Opinión | Colaboración

Luz blanca

Hay días en los que atender a la actualidad se hace especialmente difícil ante tal carga de noticias insufribles incluso para nuestros escarmentados ojos, acomodados a la injusticia y a la violencia en un mundo preñado de ira. Una violencia hiperbolizada, de apariencia tarantiniana, pero, desgraciadamente, real. Una violencia que nace de odios irracionales que colman incontables rincones del planeta. Una violencia aventada por miedos antiguos, que se intentan desechar arrojando airadas y agraces balas, antes precedidas de palabras envenenadas, que huelen a pólvora y rompen el aire abriendo paso a la muerte, estrellada en los altos farallones de la nada. Porque esos muertos que vemos en las imágenes del terrorismo y de la guerra casi cada día, gritándonos dolorosamente, nunca acaban de irse y todos los muertos deberían dolernos.

Séneca ya se ocupó de la ira, hablándonos de sus efectos y estragos. Y la señaló, entre todas las calamidades, como aquella que costó más al género humano. Una pasión que centellea frente a otras más constantes y firmes a la luz. Ira es lo que sobrepuja a la razón y la arrastra con ella, surgiendo contra la ofensa y también contra los que creemos que nos han de ofender.

El espectáculo diario nos empuja a cerrar los ojos. Mas, seguimos observando diariamente la crueldad con el semejante o la insustancialidad, dueña y señora de las redes sociales en las que presenciamos desde el sonrojo diálogos desquiciados, preñados a veces de odio.

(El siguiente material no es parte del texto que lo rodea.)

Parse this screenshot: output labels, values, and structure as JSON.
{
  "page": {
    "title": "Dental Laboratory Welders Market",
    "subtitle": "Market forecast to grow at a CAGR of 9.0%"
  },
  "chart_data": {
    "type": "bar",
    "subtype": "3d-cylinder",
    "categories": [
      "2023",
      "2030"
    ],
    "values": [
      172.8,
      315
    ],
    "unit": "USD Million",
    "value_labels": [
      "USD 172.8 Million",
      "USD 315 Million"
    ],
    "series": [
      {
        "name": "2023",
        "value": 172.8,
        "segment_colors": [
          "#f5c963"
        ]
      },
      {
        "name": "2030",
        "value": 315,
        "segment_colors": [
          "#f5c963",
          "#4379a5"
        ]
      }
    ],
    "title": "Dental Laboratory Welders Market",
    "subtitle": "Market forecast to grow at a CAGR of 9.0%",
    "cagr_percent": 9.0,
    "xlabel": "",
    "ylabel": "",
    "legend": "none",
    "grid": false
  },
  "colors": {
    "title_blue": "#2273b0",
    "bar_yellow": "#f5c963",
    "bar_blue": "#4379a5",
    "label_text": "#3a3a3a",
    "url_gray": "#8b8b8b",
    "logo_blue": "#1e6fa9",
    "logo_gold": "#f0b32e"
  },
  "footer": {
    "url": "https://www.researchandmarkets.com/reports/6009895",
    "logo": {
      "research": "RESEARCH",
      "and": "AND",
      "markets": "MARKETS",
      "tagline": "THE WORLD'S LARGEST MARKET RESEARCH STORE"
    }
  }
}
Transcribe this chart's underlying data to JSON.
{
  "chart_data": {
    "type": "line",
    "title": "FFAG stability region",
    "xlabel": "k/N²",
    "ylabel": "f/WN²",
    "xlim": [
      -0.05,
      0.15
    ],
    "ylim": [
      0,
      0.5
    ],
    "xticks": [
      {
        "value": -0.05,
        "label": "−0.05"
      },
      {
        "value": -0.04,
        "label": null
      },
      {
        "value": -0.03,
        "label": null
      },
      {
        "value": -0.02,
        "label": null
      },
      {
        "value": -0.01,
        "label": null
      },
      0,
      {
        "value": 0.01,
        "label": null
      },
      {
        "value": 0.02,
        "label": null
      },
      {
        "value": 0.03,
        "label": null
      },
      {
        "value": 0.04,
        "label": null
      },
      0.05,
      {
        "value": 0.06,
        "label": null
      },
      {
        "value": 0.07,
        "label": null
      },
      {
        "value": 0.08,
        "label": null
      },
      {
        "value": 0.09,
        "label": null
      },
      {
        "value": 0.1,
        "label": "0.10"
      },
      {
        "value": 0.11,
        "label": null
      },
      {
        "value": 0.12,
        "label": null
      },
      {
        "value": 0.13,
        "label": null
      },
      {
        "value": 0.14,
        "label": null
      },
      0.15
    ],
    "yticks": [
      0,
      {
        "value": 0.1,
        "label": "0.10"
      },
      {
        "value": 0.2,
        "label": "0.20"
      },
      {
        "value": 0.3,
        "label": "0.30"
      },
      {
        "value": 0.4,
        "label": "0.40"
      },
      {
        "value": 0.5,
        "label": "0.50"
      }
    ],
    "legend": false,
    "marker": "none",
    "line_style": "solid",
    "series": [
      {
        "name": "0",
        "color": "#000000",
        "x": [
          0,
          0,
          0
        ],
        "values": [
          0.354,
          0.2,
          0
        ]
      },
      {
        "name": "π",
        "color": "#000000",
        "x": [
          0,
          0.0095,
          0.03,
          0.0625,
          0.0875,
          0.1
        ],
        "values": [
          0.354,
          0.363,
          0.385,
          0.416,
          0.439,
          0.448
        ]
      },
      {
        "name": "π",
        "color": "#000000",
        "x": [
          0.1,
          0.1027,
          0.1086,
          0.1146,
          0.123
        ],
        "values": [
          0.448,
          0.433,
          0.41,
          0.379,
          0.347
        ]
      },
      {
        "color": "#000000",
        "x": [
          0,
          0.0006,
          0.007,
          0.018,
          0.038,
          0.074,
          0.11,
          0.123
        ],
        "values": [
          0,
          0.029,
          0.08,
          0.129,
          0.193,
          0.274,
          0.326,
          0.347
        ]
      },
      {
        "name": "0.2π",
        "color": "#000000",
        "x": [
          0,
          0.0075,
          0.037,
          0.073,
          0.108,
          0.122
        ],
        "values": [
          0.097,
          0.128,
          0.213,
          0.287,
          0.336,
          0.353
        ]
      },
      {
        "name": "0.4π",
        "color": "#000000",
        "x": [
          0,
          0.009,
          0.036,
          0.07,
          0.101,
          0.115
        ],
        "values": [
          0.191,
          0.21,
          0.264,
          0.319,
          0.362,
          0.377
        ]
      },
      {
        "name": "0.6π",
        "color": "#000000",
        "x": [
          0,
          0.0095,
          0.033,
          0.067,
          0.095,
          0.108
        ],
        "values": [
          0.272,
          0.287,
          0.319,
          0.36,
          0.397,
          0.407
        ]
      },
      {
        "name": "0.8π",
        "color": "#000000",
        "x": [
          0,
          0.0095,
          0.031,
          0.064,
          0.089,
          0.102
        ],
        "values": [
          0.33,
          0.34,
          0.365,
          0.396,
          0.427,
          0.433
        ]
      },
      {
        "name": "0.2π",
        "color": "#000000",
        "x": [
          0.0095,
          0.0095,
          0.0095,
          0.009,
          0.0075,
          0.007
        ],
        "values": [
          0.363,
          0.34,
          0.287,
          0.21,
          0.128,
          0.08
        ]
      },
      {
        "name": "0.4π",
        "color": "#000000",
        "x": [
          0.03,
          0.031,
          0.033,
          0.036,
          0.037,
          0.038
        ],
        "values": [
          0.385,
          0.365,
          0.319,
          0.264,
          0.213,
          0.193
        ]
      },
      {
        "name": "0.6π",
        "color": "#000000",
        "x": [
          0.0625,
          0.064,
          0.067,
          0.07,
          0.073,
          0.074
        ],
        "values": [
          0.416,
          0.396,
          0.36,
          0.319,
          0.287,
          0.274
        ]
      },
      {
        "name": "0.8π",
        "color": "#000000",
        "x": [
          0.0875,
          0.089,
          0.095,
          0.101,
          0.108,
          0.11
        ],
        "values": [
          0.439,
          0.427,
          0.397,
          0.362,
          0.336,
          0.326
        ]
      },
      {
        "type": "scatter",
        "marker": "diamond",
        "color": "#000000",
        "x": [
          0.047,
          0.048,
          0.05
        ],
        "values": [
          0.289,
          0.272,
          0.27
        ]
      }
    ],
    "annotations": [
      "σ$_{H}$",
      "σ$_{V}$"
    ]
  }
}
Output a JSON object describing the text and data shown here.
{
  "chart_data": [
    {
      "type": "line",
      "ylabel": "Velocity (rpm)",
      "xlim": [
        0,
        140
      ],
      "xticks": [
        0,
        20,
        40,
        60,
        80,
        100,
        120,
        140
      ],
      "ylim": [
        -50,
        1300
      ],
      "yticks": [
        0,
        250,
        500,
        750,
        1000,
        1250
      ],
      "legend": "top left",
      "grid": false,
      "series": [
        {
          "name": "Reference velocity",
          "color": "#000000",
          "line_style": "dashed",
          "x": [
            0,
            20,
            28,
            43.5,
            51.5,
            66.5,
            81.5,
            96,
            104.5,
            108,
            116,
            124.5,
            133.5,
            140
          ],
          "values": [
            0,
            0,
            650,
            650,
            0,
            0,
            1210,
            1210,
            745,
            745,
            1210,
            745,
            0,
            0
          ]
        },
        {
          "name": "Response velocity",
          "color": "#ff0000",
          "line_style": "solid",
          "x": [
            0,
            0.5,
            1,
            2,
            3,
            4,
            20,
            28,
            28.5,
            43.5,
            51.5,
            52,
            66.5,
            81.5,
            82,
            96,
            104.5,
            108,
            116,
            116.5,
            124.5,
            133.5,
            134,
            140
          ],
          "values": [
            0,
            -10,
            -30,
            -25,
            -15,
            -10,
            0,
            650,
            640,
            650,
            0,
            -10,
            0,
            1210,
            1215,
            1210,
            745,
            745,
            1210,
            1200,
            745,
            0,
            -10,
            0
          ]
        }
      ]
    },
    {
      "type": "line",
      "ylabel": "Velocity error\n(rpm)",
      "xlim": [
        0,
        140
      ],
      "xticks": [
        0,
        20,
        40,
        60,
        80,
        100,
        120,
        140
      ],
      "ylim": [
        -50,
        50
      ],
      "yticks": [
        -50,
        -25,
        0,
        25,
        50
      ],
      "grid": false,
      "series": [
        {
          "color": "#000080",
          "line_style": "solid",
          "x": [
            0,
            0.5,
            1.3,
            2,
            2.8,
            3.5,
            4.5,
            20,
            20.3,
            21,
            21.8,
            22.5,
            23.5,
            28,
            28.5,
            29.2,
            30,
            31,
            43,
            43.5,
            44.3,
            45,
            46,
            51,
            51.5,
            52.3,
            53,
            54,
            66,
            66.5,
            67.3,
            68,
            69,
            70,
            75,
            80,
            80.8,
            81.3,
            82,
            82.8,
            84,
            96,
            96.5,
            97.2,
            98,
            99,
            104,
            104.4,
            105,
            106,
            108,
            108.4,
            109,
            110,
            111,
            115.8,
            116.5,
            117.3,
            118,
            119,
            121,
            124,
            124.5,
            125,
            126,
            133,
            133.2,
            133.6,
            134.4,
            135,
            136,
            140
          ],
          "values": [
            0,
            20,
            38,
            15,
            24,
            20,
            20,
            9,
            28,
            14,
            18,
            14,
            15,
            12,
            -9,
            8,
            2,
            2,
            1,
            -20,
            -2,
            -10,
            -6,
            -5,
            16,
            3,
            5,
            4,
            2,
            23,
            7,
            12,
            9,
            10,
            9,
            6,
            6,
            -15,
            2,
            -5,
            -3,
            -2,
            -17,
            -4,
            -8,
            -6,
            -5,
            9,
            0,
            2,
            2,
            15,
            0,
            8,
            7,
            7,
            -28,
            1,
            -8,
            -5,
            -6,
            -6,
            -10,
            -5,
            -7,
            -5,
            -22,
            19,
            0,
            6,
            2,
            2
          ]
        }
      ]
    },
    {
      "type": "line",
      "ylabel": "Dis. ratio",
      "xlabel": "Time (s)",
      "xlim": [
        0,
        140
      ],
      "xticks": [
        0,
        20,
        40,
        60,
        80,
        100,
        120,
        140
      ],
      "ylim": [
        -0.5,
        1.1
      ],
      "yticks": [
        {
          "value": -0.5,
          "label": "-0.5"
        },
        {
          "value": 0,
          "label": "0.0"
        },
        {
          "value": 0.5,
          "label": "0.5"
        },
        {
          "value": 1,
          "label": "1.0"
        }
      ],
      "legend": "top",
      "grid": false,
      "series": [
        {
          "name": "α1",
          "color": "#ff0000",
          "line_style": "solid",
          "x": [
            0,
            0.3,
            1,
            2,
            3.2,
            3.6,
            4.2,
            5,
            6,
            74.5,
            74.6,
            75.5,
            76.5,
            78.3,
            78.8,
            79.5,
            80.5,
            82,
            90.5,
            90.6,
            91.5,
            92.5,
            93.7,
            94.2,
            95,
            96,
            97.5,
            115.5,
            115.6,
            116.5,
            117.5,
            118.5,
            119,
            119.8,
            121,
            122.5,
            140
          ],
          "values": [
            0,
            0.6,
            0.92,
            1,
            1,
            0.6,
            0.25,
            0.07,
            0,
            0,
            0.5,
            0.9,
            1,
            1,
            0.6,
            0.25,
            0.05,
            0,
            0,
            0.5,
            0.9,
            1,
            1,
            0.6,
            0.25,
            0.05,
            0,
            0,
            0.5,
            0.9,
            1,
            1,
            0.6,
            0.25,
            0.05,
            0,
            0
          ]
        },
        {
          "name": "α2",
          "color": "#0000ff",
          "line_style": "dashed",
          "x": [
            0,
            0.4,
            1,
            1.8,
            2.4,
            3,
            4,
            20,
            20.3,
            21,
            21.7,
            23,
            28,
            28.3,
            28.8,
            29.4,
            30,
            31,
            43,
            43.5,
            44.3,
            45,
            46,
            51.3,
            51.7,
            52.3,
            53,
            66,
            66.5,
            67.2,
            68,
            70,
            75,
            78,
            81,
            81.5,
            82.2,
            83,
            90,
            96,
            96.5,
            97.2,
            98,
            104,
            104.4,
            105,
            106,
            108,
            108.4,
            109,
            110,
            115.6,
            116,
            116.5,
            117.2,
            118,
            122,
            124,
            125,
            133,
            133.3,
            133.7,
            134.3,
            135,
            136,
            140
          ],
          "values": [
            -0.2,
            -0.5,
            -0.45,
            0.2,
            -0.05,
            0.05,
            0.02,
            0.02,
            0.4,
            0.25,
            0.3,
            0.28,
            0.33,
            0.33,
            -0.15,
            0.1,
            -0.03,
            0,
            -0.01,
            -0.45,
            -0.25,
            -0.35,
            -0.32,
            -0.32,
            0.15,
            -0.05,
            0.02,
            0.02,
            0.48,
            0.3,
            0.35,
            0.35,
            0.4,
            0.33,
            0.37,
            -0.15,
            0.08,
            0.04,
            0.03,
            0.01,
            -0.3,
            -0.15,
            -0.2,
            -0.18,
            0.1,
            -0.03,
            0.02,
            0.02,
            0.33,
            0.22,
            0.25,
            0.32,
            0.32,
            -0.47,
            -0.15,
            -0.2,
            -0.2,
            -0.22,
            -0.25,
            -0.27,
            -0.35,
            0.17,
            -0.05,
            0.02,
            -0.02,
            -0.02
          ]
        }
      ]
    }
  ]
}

Igual no merecemos alcanzar esa quimera de la felicidad o, al menos, ese estado de tranquilidad, la ataraxia, que los estoicos perseguían por encima de cualquier otra meta sabedores de lo efímero de lo mundano. Al fin y al cabo, el estoicismo pretende fortalecer a cada persona contra el sufrimiento, pero no desde un desapego egoísta, conscientes de nuestra realidad.

Hoy, sin embargo, la luz del verano que se anuncia tímidamente va adueñándose del espacio, retándonos a la inactualidad, a elevarnos del tosco y mefítico escenario de lo real mientras nos salpica de culpabilidad. Nos gustaría dejarnos convencer, ceder a esa tentación tan seductora que, egoísta, aparte de nuestros labios ese cáliz acre que tantas veces los ha mojado. Emprendemos, casi diariamente, una disputa, una callada contienda interna que nos disloca entre la banalidad de lo vano y un mundo ensimismado pero instalado en una yerma irreflexión.

Y, cuando nos hallamos empleándonos en estas disquisiciones sinceras y leales a nuestra condición de seres pensantes, una irracional sacudida telúrica vestida de una camiseta de fútbol blanca recorre en forma de emoción intensa a millones de personas sacándoles de sus miserias y sus vidas ordinarias, proyectándoles a compartir una común alegría desatinada y absurda, pero tan intensa que sentirán que han sido poderosamente felices. Quién puede explicarlo.